In a lot of the apocalyptic novels that I’ve read (post or otherwise), there’s never really an exploration of how everything goes to shit. There’s some cataclysmic event, but we don’t really see things spreading, and how we get to from the status quo to Well, We’re Fucked. The only other two I can think of at the moment are Stephen King’s Cell and Max Brooks’s World War Z…and even both of those don’t get into full detail how one thing leads to another. The characters can really only speculate on what might have happened. (Also, if you haven’t read World War Z, omg go read it now, it’s fantastic. Don’t wait for the movie. One of the best zombie apocalypse books I’ve ever read.)
Chapter Eight is one of the chapters that absolutely fascinates me. There have been days that I’ll just randomly pick up a copy of The Stand at work, and just read pieces at random, and this is the first one I go to. Because it’s not about our survivors. I could just label everyone who shows up in this chapter as mere redshirts, but it never feels like that.
We get to know these people. They’re normal people. This is what King does, he knows that you know someone like the people in here. Maybe you are one of the people who could be described here. And they’re going to die. There’s no medicine or treatment that can help them, it’s all due to genetics.
And what’s terrifying is that we’re not seeing every single person who’s getting infected. But we know that it’s a lot more than the handful of people we’re following in a straight line.
Look at memes. Yes, we know where one meme can start, but where does it begin to expand? I’ll be honest, I’ve never actually seen the original Double Rainbow video. (I hear it’s beautiful.) But I know about it because everyone on the internet was mentioning it. And how long until something goes all the way around to being unfunny?
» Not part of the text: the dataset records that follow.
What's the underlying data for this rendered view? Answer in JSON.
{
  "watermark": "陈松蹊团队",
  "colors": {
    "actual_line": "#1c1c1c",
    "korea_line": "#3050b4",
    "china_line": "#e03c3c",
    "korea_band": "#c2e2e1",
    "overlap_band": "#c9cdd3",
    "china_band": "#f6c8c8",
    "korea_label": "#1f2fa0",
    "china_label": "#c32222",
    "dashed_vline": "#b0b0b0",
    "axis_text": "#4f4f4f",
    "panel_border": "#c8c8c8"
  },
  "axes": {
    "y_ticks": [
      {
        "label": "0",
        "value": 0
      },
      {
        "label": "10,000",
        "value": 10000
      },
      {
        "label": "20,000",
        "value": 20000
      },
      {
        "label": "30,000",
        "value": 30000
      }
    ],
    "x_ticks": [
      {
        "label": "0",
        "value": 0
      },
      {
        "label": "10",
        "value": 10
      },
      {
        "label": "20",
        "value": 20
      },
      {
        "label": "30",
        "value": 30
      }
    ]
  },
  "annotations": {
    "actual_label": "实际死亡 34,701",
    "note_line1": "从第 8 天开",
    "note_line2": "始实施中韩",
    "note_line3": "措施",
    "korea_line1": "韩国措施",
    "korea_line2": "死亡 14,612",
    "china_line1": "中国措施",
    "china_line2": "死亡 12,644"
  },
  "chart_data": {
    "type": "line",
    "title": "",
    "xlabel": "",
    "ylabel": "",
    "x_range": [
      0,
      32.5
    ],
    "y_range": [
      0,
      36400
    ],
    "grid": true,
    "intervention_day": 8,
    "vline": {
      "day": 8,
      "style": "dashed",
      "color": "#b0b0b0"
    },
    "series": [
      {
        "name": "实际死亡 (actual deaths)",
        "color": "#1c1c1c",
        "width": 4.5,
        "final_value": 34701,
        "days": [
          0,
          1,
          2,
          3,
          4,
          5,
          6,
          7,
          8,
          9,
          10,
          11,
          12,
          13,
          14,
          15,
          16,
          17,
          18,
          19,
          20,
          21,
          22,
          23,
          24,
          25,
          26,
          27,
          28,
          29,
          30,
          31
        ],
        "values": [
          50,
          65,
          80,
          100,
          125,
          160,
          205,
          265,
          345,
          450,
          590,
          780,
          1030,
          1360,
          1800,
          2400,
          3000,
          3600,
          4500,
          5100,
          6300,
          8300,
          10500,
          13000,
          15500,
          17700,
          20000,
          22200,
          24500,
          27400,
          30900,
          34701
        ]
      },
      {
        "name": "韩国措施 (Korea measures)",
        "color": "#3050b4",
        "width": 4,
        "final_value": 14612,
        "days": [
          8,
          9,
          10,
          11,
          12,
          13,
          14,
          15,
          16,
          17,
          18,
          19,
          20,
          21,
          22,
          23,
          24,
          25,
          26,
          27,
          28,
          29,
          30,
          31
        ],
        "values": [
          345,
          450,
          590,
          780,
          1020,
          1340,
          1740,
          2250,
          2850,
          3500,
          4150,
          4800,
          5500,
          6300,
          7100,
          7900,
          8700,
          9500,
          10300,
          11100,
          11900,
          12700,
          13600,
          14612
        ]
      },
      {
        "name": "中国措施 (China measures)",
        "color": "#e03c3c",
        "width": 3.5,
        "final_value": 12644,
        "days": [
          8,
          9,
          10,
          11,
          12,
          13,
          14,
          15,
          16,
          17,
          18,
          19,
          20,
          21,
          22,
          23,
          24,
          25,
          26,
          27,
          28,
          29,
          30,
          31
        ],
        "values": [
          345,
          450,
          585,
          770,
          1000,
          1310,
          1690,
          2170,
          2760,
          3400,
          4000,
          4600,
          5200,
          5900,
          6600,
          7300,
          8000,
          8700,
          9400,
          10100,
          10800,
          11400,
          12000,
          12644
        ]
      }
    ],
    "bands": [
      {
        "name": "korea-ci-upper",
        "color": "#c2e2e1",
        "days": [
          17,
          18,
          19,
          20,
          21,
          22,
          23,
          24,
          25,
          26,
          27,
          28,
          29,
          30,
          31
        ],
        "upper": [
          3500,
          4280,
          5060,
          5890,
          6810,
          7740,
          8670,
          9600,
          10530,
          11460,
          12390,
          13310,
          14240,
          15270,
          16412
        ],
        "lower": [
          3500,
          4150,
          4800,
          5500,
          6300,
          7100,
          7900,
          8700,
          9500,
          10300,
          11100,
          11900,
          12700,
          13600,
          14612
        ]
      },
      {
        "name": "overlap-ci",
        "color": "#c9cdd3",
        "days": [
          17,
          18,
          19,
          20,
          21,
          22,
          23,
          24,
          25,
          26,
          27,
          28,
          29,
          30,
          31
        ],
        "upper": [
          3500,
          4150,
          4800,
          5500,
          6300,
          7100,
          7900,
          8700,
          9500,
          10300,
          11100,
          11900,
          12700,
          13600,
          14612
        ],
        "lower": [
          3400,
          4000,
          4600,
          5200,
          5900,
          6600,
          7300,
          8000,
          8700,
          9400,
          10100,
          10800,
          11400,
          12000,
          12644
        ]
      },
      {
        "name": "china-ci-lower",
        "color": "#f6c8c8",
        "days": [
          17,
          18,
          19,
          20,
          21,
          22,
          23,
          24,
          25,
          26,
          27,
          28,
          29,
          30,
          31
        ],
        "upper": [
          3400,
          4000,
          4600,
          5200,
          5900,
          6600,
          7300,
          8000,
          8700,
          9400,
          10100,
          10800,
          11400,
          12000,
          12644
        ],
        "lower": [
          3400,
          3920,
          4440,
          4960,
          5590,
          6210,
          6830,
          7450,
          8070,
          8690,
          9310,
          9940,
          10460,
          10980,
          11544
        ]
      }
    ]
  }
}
The shelf life of the internet’s only a few weeks. The “Call Me Maybe” videos that are going around right now, how longer are those going to go around? My grandmother is one of the last people on the whole Internet who still does chain letters. And I’ll sit here and roll my eyes and delete them (yes, I’m a horrible granddaughter). But she’s still sending them on.
The connection to all of this is, that while we know where something can start, we can’t really pinpoint how it spreads. We can follow one line of connections, but we don’t know where the specifics branch off and how point A becomes point J. And that’s the beautiful thing about this chapter. It’s such a horrifying notion that everyone’s unknowingly infecting each other, but when I sit here and think about, how many people do I expose my personal jokes and opinions (and okay, germs) to on a daily basis?
There’s no bombs. No explosions, no mass injections. It’s just society killing itself by being sociable.